A identidade e circularidade são, por conseguinte, as duas principais figuras do fundamento. Fundar é, neste processo, o ato de se instaurar sobre uma identidade transcendente que possui sobretudo o que os outros só possuem de maneira secundária, sendo dela derivada. Concomitante a isso, o fundamento tem por função introduzir o princípio de uma distribuição circular cujo propósito é envolver o fundado em sua circularidade, para fazê-lo submeter-se a sua lei.

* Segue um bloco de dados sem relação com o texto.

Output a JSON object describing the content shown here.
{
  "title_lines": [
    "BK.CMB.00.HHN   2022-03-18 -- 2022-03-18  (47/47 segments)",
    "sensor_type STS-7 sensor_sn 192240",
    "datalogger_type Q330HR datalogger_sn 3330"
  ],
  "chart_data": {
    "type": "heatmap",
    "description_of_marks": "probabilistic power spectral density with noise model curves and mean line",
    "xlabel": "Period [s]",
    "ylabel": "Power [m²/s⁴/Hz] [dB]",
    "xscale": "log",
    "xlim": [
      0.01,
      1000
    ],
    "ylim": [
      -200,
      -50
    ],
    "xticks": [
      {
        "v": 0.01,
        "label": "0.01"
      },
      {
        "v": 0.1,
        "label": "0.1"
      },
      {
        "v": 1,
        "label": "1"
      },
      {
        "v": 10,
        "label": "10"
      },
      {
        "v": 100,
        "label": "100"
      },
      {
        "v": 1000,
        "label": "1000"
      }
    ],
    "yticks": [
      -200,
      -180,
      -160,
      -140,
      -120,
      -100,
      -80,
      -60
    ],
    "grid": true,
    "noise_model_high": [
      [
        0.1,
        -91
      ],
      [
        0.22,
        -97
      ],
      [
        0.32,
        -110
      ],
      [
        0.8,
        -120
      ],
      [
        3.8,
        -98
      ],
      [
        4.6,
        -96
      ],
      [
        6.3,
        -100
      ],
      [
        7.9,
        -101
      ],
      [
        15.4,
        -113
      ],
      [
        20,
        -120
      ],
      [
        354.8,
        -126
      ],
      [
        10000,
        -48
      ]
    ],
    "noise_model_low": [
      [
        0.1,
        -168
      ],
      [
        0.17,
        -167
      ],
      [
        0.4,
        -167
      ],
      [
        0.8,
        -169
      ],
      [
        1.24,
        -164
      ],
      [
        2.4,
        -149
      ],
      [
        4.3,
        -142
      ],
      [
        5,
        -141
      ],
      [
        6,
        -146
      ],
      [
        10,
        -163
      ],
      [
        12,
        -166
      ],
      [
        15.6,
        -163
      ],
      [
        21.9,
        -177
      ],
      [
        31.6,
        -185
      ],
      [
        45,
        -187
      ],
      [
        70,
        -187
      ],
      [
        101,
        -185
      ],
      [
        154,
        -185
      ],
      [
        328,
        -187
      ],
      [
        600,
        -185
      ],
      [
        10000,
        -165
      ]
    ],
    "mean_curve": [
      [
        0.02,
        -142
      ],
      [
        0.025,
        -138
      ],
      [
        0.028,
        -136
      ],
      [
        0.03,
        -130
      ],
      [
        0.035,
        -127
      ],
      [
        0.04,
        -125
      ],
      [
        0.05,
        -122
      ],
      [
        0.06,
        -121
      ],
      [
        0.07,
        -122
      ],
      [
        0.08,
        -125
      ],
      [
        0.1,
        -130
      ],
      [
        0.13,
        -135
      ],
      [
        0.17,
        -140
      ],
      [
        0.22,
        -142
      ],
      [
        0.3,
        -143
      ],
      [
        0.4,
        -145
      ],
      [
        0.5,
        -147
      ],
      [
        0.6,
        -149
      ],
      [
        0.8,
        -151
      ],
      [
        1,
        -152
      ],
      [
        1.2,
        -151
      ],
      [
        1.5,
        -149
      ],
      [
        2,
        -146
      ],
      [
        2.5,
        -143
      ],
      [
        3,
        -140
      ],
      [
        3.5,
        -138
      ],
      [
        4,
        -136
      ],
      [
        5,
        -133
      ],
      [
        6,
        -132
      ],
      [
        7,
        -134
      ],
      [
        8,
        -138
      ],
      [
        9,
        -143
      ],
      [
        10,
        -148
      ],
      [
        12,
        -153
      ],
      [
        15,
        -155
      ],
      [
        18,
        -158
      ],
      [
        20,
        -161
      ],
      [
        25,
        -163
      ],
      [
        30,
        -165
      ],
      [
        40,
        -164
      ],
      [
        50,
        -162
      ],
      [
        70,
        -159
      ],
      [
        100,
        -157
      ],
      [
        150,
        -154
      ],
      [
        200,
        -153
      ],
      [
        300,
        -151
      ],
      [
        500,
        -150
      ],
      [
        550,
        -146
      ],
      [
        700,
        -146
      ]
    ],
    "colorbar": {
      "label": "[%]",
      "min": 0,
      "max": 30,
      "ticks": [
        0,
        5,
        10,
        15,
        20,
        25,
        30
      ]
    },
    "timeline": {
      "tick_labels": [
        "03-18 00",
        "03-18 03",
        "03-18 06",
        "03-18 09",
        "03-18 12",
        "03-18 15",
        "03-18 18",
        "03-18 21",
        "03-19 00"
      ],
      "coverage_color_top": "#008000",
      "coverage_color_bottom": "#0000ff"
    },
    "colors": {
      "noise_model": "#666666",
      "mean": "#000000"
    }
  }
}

Dissemos que o intuito de nossa tese é a formulação de uma concepção do transe que o compreenda como um dispositivo rítmico de povoamento da imagem. O ritmo ganha, em

nossa compreensão, a função de uma diferença não fundada, pois as imagens que compõem os povoamentos não remetem a nada, valem-se por si mesmas, ao mesmo tempo, são imagens de cinema, ou seja, são já enquadradas por um dispositivo cuja dinâmica de funcionamento obedece a um certo ordenamento. Tal situação impõe às imagens em transe a condição de serem sempre repovoamentos, isto é, refundações que são condicionadas pelo adoecimento dos meios, a corrosão, as desterritorializações. Por esta razão, as imagens de que tratamos são sempre investidas de desmontagens, de sacrifícios, de alianças demoníacas, pois buscam a todo tempo o ainda não fundado, o transe como o sem-fundo que é a condição diferencial dos meios.

Para David Lapoujade (2015), desde Platão, a instauração de um fundamento é inseparável de uma prova seletiva, sendo tal prova revelada e descrita por um mito. A prova seletiva supõe, concomitantemente, uma transformação dos pretendentes em um ciclo de metapsicose e a hierarquia deles no interior desse ciclo. Nas revisões modernas do fundamento platônico, entretanto, a função do fundamento deixa de se exercer como prova do fundado, se tornando um signo da passagem do mythos ao logos (do mito ao pensamento). O fundamento, assim, não põe em metamorfose aquilo que ele funda, sendo esta a base que origina a constatação de sua inoperância. A partir de Lapoujade (2015) ainda perguntamos: “Qual pode ser a efetividade, o valor de um fundamento, se ele não muda nada no pensamento e na vida? Para que serve tal ciclo? (p. 65).

Em Diferença e Repetição (2008) de Deleuze, a imagem do círculo apenas testemunha a impotência para o começo verdadeiro e para a repetição automática (p. 191). É preciso que sempre atrelemos a fundação à metamorfose ou, nas palavras deste mesmo autor, “fundar é metamorfosear” (p. 201). Lapoujade (2015), entretanto, diz que “não é o pensador que funda, nem mesmo enquanto sujeito transcendental. Pelo contrário, ele se torna fundado” (p. 66), no mesmo sentido em que Artaud se vê fundado pelo desmoronamento de seu pensamento e por sua impotência de pensar. Desta forma, o signo força o pensamento a pensar, uma vez que ele não é signo de um objeto no mundo, mas dos pontos críticos que ligam desterritorializações e reterritorializações; é signo, portanto, das estabilizações temporárias pelas quais esse objeto do mundo passa. Consequentemente, o povo cunhado pelo cinema de Glauber não pode prescindir da criação de novos signos porque só é possível a ele devir nas imagens a partir da crítica ao acabado e ao estado de equilíbrio das formas e suas fundações representacionais. Desfundar e refundar, despovoar e repovoar, eis o trabalho do transe.